You are just too nice.

le


Being a compassionate conservative, isn't it important that even to our enemies we should take the extra effort to... wait a second... I'm not a compassionate conservative, I'm passionately conservative!

Nevermind

In unrelated news, guess who I saw at the KISS concert in Nagoya, Japan last night! Can you recognize him?


Eeew.

le


I LOVE coming to your site, Blogagog. Current events don't make me happy much lately, and your humor and photo editing skills never fail to make me smile. THANK YOU!


Wal Mart is looking to claim the smiley face as a trademark. The Govt would have to get permission to use it.


Thanks much Mr. Infidel! I know I'm not very good at Photoshopping, but I absolutely love to do it


lol!..good lookin mug on dat plane!..talk bout flyin the friendly skies eh?
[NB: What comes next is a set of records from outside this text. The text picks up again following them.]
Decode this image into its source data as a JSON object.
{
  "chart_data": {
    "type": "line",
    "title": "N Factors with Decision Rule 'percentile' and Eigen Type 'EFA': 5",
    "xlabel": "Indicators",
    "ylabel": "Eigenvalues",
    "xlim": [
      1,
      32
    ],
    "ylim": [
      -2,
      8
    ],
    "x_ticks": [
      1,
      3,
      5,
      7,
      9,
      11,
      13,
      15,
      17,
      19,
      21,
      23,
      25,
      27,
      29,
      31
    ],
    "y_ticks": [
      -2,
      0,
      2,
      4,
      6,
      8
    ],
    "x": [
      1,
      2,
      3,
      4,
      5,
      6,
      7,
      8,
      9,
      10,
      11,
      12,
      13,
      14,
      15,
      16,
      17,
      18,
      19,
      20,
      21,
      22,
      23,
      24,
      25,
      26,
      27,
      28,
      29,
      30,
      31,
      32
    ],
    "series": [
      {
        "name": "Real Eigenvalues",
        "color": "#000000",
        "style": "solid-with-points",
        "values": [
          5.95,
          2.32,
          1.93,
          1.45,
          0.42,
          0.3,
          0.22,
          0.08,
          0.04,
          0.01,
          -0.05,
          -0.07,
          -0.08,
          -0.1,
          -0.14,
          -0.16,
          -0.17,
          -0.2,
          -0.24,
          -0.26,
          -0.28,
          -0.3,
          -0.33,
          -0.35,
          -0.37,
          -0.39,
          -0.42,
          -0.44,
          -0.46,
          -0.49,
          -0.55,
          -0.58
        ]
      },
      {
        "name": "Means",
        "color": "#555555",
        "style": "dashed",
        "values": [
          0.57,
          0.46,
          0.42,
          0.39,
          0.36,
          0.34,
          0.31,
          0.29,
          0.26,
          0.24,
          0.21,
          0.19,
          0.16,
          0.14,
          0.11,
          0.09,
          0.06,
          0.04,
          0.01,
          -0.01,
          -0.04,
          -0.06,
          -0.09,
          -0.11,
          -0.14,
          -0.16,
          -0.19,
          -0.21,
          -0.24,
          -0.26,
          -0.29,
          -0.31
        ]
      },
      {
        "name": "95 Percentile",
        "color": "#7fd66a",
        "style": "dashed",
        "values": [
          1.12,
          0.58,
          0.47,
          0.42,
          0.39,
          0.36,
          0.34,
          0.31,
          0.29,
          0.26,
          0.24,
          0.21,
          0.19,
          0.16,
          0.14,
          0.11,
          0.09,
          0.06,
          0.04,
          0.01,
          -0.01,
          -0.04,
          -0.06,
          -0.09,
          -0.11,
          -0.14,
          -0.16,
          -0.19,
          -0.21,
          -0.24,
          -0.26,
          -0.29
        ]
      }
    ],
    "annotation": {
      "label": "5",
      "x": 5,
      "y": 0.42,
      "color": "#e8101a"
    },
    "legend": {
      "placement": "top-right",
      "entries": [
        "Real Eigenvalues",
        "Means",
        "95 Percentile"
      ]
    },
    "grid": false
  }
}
I believe the writer's modifications have not gone far enough. After all, it isn't the plane the terrorist usually sees just before his 72 Virgin Orgy. It's the bomb he last sees.

Therefore, I propose that each bomb, missile, or other form of ordnance be painted with a yellow smiley face on its nose cone, just as the drone was.


Perhaps putting a bag of compressed plastic flowers inside the bomb would help? The one it hits wouldn't see them, but the ones that got away might see all the flowers and think "Now that's thoughtful. Maybe America isn't that bad after all" and give up terrorism!


hehehehh...

If they spoke portuguese, the last thing they'd say is "alah", because "alá" in portuguese means "look there!"